One of the most valuable lessons you can teach your puppy is that the world is a safe place with kind humans and friendly dogs. A critical time for your puppy’s learning is 7 to 16 weeks of age. During this time, puppies can absorb a great deal of information. If they have positive experiences with people and animals, they are less likely to be afraid of them later. Here’s how you can properly socialize your puppy:
#1: Meet Other Dogs
Soon after you bring your puppy home, it’s time to start his socialization training. It’s important to expose your pup to different dogs at an early age so that he learns to get along with them. Puppies who are not socialized sometimes never learn to “speak dog” and have fear or aggression problems. It’s very important to only pick safe dogs to interact with your puppy so that she has positive experiences.
#2: Get Vaccinations
Don’t expose your puppy to other dogs or public places until he’s had vaccinations. Most puppies will not get them until they are 15 to 16 weeks of age. You may be wondering: If the ideal window for socialization is 7 to 16 weeks, how can you safely do so? Read on to #3.
#3: Use Controlled Environments
Invite friends and family over . If your puppy isn’t allowed out, bring the people in! Ask them to remove their shoes before coming into your home just in case they’ve stepped in something that can spread harmful bacteria.
Invite safe, friendly dogs to your home . If you have friends who have friendly, healthy, vaccinated dogs, invite them to come meet your puppy at your place.
Visit those friends’ homes, too . This is safer than letting your puppy walk in a public park or in a neighborhood where you don’t know the dogs who have been there. Be sure to carry your puppy from the car into your friend’s home.
#4: Don’t Bring Your Puppy Near Random Dogs
This is especially important when you’re at the vet. Dogs who visit the vet may be sick. If you let your puppy greet them, you could be exposing him to a contagious disease. Carry your young puppy into the veterinarian’s office, and keep him in your lap (or in a crate) until his immune system is protected.
#5: Meet Other People
Pick different people. Puppies should be exposed to people of different genders, ethnicities, ages, shapes, and sizes. The more variety you introduce, the quicker he will learn that variety is the spice of life!

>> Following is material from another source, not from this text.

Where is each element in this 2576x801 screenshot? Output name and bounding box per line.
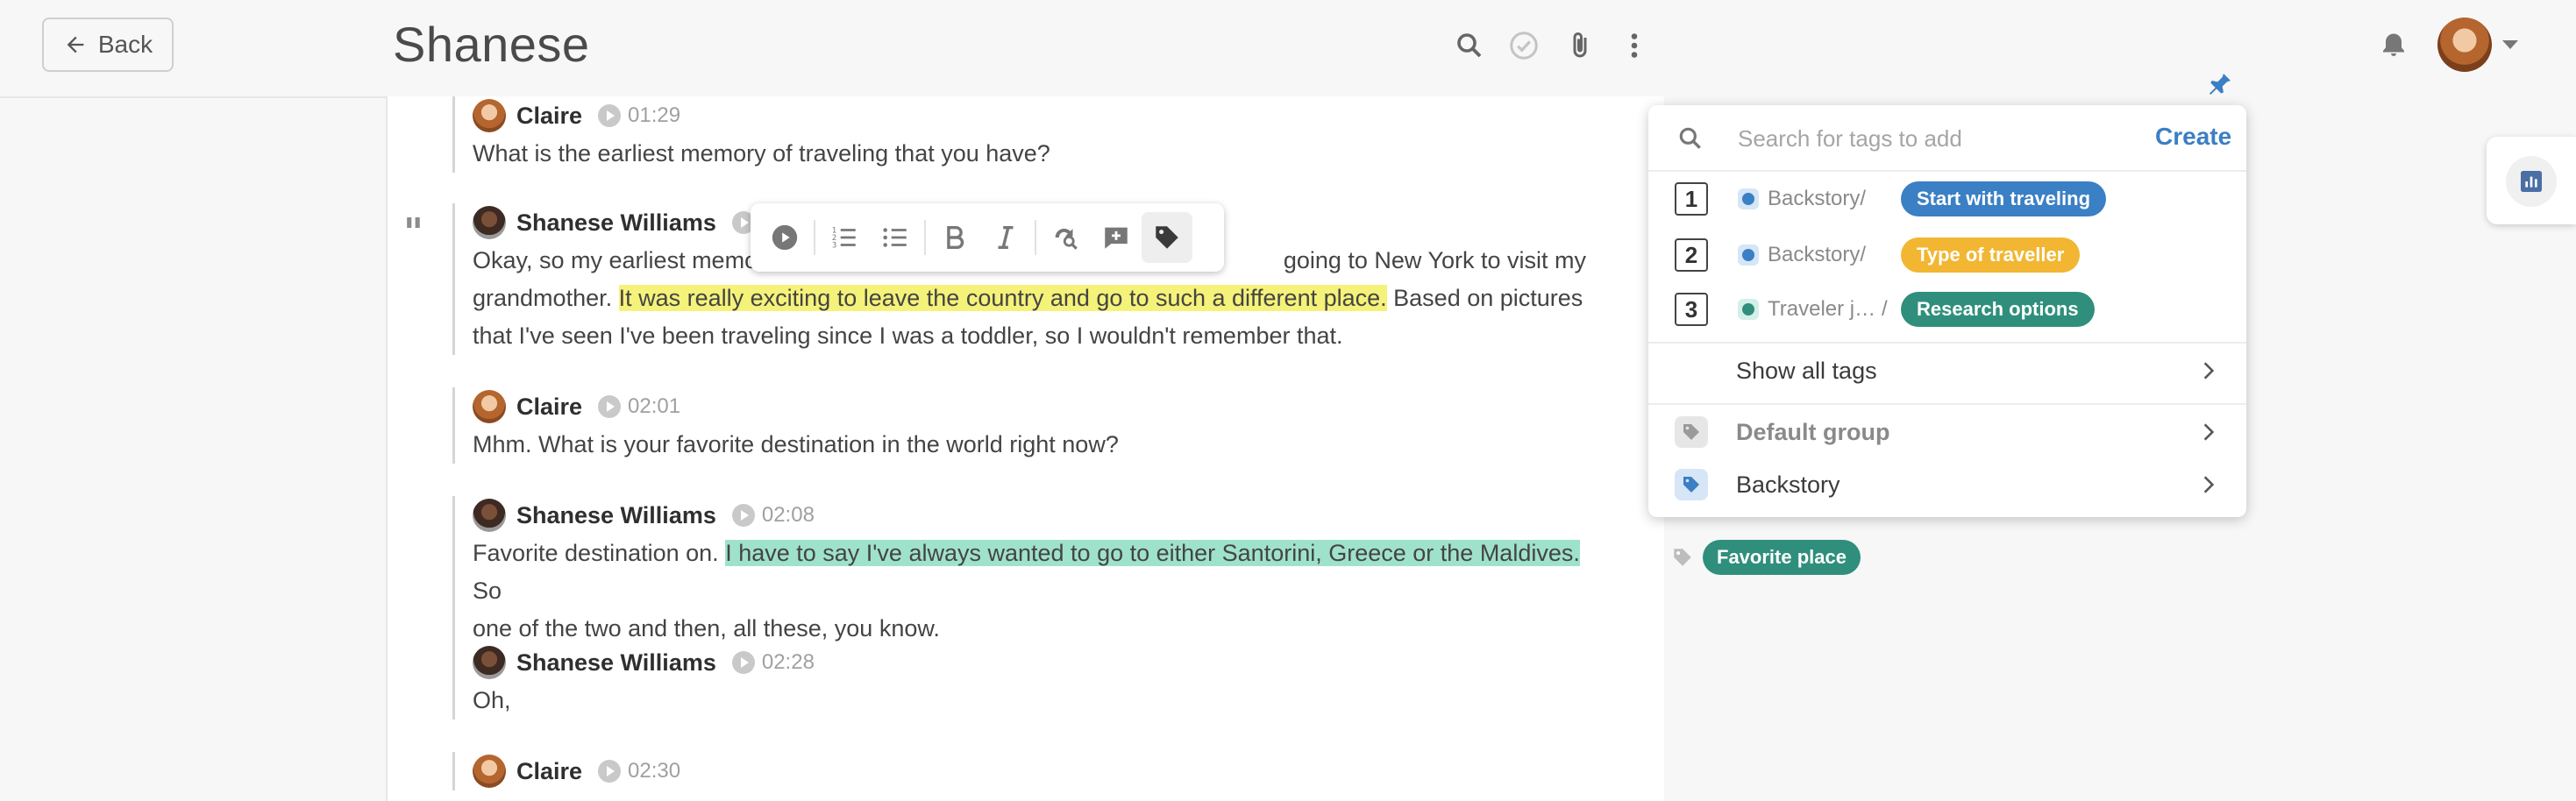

Pick the right people . Make sure that everyone you choose to interact with your puppy knows how to do so in a positive manner. If children cannot hold or pet your puppy correctly, they should not interact with him. Remember, a negative experience during this critical time can make your puppy afraid.
#6: Play Socialization Games
Pass the Puppy
Divide your puppy’s meal of kibble into small plastic bags, one bag for each person visiting. Before starting the game, explain to everyone how to properly hold the puppy by supporting her rear end. The first person then picks up the puppy and gives her a piece of kibble. The person touches one of her paws, gives her a piece of kibble. Touches another paw, gives a piece of kibble. Touches her ears, gives a piece of kibble. Touches her tail, gives a piece of kibble. Looks at her teeth, gives a piece of kibble. Then the person passes the puppy on to the next person, who goes through the same routine. This game teaches your puppy that it’s rewarding to have people handle her.
Divide your puppy’s meal of kibble into small plastic bags, one bag for each person visiting. Have everyone sit in a circle on the floor, with the puppy in the center of the circle. One person calls the puppy to come and holds out the piece of kibble. When the puppy goes to the person, she gets the kibble and lots of petting and praising. Then someone else in the circle repeats the routine. This game teaches your puppy that it’s rewarding to approach people.
#7: Avoid Negative Interactions
All socialization is not good socialization. Bad experiences at an early age can make negative impressions for years to come. Sometimes, certain situations are just too much for your puppy. If he is having a good time, he will look the part. Ears will be up, eyes will be bright, and he may wag his tail or whole body and actively seek interaction. If your puppy is not enjoying himself, learn to recognize signs of stress to avoid causing emotional harm, including:
- cowering or clinging
- ears down and back
- lip licking
- sleeping (all young puppies take frequent naps, but if you find your puppy sleeping a lot when you have her out or at a busy event, she may actually be shutting down)
- tail tucking
- turning the head or body away from people who approach
For example, let’s say you take your puppy to your child’s soccer game. You see that he’s flinching at the loudspeaker and getting a bit clingy. He starts to whine. Your child’s team rushes around her to pet her. He licks his lips, turns his head away, and yawns. He tries to crawl in your lap or under the bleachers. These signs mean that your puppy is having a stressful experience. You may inadvertently be teaching him that children, large groups of people, or playing fields are cause for worry. If you see signs of stress in your puppy, immediately remove him from the situation until he relaxes. Take it much slower and gradually get him used to this level of stimulation.